Meth in Montana: A Policy Review

Terri Griffith, University of Montana - Missoula

UC 326

10:20 AM - 10:40 AM

Montana Department of Corrections’s long term residential Methamphetamine Treatment Programs at the Elkhorn and Nexus facilities, the only programs of their type in the United States, are making substantial progress with the management of convicted drug offenders. Nexus and Elkhorn are long-term lockdown treatment centers that provide intensive chemical dependency treatment. This policy review research covers the methamphetamine related laws and administrative rules codified by the State of Montana between 1995 and 2012, including the inception and continuation of the Elkhorn and Nexus Methamphetamine Treatment programs.
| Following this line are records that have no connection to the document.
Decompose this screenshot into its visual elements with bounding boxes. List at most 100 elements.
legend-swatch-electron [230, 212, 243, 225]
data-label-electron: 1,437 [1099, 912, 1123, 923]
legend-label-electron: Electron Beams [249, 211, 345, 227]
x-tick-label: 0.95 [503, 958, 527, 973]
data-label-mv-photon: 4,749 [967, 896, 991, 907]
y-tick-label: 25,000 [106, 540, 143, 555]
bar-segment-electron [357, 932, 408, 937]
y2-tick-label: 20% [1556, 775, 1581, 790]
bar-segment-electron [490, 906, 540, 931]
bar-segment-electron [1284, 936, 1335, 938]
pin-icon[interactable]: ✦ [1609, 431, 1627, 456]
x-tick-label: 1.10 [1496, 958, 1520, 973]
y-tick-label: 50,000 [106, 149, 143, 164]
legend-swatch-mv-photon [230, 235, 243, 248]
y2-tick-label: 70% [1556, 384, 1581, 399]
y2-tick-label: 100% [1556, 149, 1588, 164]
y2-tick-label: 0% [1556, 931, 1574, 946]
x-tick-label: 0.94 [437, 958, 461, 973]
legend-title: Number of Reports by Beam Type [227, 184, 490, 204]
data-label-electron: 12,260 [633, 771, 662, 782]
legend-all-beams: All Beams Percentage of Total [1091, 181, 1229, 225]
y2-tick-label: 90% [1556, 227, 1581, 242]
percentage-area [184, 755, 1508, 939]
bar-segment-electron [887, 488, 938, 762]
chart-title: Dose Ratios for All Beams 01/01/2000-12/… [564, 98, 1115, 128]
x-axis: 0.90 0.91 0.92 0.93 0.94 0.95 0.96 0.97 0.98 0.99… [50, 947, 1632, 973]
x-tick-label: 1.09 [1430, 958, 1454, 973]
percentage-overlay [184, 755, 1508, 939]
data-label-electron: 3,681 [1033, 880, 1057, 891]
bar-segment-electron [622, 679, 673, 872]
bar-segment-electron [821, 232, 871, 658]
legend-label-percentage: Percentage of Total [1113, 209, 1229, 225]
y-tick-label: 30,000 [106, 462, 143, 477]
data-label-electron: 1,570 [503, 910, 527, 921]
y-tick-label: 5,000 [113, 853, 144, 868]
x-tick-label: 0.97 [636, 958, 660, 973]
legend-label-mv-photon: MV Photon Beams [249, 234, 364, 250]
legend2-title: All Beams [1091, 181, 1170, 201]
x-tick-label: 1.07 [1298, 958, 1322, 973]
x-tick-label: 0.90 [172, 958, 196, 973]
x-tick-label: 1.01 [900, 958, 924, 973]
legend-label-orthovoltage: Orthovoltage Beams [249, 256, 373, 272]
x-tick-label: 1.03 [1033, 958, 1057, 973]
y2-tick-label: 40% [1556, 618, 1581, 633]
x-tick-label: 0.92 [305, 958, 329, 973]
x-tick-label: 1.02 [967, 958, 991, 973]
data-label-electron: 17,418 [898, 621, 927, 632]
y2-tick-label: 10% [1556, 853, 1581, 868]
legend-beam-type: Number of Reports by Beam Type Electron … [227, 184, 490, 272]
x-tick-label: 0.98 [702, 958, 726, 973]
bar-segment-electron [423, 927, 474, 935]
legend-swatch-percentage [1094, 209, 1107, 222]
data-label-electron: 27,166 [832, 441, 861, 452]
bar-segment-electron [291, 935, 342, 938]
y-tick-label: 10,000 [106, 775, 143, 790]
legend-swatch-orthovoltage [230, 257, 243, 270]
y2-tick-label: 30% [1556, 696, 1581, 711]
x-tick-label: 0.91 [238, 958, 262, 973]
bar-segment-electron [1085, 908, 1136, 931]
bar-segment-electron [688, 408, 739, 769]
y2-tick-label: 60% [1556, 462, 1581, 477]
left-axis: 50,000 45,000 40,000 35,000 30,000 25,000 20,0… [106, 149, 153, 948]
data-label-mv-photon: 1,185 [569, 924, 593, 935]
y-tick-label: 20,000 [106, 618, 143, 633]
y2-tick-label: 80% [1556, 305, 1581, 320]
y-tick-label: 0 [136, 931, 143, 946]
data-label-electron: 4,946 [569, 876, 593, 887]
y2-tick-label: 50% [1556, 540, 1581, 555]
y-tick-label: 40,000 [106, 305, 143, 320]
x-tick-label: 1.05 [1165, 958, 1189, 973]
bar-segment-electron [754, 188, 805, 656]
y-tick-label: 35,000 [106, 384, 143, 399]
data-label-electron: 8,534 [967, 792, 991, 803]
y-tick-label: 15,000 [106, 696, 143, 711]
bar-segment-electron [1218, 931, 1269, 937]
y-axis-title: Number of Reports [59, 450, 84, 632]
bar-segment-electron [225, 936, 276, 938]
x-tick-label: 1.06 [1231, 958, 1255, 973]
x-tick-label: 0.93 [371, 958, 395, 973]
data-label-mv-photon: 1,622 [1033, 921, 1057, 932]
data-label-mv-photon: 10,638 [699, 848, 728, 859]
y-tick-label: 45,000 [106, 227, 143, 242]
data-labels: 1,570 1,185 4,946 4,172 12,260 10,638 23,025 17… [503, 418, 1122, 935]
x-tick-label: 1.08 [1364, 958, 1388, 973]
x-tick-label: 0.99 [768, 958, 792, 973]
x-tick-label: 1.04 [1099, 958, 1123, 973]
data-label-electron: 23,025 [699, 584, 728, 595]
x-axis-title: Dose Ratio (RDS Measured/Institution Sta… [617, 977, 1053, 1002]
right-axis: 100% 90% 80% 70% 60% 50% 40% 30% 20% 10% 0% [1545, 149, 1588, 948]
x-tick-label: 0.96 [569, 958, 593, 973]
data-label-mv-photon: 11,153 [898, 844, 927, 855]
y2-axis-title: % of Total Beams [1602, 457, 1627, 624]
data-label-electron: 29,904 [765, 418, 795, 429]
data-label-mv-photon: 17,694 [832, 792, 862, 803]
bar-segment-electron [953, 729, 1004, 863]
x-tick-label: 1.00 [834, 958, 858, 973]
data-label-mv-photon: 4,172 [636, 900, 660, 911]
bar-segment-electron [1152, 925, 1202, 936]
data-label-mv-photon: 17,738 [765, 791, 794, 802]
The policy research begins at the point of origin: the introduction of the original changes to the Montana Code Annotated with regards to dealing with the methamphetamine problem that plagued the state from the late 1990’s through the current period. The review and critique will trace policy evolution from incarceration and lengthy sentencing to the creation and operation of state of the art treatment facilities, highlighting and briefly discussing salient events in the timeline.

10:40 AM

Advocacy: Retrofitting Access to Educational Information Technologies

Courtney Damron

UC 326

10:40 AM - 11:00 AM

Historically, barriers to students with disabilities accessing Post-Secondary Higher Education have been comprised of architectural, programmatic and attitudinal inaccessibility in the campus environment. Although effective implementation of the ADA resulted in the continual removal of architectural barriers through the renovation and new construction of the physical environment, new barriers to programmatic accessibility have been created as the access to course materials has evolved to become more reliant on emerging educational and informational technologies. At the University of Montana, the failure to implement equal access to educational and web technologies has presented significant barriers to students with disabilities and abridged their civil right to post-secondary education guaranteed by Title II of the ADA and Section 508 of the Rehabilitation Act. The pervasive capability of attitudinal barriers surrounding disability has managed to impede equal access and successfully helped to construct programmatic barriers to accessible educational technologies at the University of Montana. Informed and effective, student advocacy reemerged to remove these barriers to access for students with disabilities at UM and other post-secondary institutions, reestablishing sustained efforts to ensure an institution remains committed to continual implementation of unfunded federal civil rights law for students with disabilities.